Последнее время я страдаю от панических атак. Они случаются неожиданно. В одно мгновение я становлюсь тревожным, дыхание моё учащается, а нутро изнывает от странного чувства надвигающейся беды. Неизвестно, откуда придёт опасность. Я не знаю, куда смотреть и от чего защищаться. Но больше пугает неопределённость: это очередной приступ или я действительно заметил краем глаза нечто, способное причинить вред, оттого и испугался?
Я стал раздражительным, перестал выходить на улицу, запустил жилище и, видимо, начал сходить с ума. Постоянно мерещится, что со мной в квартире кто-то есть; он быстр, ловок, отлично прячется и умело использует мои страхи; доводит меня шорохами и тихими смешками.

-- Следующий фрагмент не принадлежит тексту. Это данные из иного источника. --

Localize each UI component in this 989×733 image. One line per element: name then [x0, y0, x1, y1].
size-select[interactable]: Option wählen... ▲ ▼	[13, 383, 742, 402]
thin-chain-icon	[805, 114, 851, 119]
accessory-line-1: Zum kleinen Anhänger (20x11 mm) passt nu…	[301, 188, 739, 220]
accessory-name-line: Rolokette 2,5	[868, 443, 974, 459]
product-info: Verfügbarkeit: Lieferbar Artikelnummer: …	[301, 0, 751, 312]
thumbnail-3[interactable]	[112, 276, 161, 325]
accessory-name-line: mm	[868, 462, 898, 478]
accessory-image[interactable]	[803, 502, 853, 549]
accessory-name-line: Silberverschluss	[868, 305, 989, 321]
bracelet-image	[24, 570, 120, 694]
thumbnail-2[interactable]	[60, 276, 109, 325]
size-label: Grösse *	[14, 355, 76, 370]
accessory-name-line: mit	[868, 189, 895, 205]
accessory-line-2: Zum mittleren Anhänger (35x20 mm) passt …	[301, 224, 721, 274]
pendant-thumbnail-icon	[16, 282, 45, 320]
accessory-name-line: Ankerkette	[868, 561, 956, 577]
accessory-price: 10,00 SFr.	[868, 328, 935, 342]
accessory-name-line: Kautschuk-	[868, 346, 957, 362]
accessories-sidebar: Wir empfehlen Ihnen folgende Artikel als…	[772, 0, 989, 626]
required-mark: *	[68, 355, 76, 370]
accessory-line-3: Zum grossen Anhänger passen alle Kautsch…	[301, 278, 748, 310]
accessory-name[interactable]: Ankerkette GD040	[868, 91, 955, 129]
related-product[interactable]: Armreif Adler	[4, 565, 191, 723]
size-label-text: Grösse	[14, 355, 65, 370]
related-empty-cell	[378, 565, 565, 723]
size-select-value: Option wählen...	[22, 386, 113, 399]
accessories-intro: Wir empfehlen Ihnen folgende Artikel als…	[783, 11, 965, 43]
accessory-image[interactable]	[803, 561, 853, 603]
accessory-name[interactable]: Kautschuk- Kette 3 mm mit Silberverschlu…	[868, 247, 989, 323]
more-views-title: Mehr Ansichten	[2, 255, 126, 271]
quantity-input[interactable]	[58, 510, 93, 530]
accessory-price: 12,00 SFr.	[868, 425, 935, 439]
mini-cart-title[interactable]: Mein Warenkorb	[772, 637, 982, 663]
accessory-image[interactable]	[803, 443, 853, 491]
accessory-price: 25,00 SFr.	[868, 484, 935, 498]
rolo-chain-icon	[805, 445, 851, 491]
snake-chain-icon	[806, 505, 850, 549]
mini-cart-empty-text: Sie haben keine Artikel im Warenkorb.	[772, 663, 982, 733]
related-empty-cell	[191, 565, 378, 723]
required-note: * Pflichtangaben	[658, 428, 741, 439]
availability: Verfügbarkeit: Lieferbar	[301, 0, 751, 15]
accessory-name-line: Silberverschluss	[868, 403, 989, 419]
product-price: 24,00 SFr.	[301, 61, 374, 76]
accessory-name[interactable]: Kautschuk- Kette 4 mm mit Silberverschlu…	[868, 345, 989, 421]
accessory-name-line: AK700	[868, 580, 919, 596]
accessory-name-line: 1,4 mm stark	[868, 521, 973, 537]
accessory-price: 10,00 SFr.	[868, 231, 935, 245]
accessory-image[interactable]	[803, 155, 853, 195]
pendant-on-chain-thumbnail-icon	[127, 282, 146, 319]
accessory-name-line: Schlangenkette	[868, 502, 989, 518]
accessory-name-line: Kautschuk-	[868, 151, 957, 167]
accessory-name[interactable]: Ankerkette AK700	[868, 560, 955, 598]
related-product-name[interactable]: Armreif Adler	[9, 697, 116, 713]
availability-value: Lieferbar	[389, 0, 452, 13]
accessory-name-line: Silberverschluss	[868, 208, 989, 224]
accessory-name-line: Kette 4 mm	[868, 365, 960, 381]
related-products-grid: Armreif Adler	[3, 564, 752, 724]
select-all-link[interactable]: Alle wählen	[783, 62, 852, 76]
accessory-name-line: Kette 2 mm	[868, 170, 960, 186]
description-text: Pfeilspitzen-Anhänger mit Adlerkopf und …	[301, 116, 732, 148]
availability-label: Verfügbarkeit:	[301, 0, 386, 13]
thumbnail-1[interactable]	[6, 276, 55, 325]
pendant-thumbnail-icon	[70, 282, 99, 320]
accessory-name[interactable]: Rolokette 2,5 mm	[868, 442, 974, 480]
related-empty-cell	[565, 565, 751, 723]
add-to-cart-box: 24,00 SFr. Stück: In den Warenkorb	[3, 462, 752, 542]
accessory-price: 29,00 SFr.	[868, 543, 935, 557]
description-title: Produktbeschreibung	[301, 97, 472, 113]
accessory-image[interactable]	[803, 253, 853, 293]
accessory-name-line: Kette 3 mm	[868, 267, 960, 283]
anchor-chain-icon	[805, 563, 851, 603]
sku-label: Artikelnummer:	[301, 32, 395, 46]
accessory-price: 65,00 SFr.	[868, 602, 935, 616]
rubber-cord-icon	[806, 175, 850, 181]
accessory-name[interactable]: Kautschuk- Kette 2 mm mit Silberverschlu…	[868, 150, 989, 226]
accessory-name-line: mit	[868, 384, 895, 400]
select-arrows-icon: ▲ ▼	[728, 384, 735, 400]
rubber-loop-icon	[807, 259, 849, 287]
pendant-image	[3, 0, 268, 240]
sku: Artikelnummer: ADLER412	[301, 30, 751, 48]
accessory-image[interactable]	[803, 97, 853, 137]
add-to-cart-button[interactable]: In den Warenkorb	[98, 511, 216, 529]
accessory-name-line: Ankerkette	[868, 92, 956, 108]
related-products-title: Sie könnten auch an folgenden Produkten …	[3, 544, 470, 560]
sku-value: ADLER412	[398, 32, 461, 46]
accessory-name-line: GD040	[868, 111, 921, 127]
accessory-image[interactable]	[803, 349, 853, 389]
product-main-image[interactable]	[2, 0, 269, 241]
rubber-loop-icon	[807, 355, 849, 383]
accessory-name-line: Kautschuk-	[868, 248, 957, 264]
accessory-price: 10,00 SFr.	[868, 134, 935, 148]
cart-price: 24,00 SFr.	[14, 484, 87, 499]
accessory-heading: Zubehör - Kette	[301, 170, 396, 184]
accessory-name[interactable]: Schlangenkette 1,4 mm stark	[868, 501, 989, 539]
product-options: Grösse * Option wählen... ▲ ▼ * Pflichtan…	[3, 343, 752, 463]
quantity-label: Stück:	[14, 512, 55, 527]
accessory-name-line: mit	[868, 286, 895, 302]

Мне тяжело засыпать. В маленькой спальне с балконом я лежу при свете и молю Всевышнего, чтобы спасительное электричество не иссякло.
Сегодня ночью опять случился треклятый сонный паралич. По моей комнате бегал чёрный карлик, а около кровати стоял обнажённый тучный мужчина и противно улыбался. Но даже эти ужасы не так страшны, как мои кошмары, в которых мне приходится убегать от изуродованных гниющих старух. Каждый раз я падаю на землю, жду смерти, а чудовищное тело приближается с жуткой ухмылкой.
Повсюду стало темно. То есть какое бы ни было освещение, всё вокруг видится мрачным и тусклым. Возможно, из-за недостатка витаминов развилась куриная слепота, но что-то подсказывает мне, что виной всему именно незримый оккупант.
Началось это относительно недавно. Мы спали в гостиной. Посреди ночи я проснулся от небольшой тряски. Любимая Катя в слезах умоляла подняться. Мой рассудок был затуманен от резкого пробуждения, а обессиленные конечности никак не желали подчиняться; тряпичной куклой я болтыхался у неё в руках, пока она отчаянно пыталась привести своего единственного защитника в чувства. Наконец смысл её слов дошёл до меня, я подскочил на диване, будто от сильного электрического разряда, и уставился на окно. За стеклом темнели два мужских силуэта в фуфайках или полушубках. Они вглядывались в нашу тёмную комнату. На седьмом этаже.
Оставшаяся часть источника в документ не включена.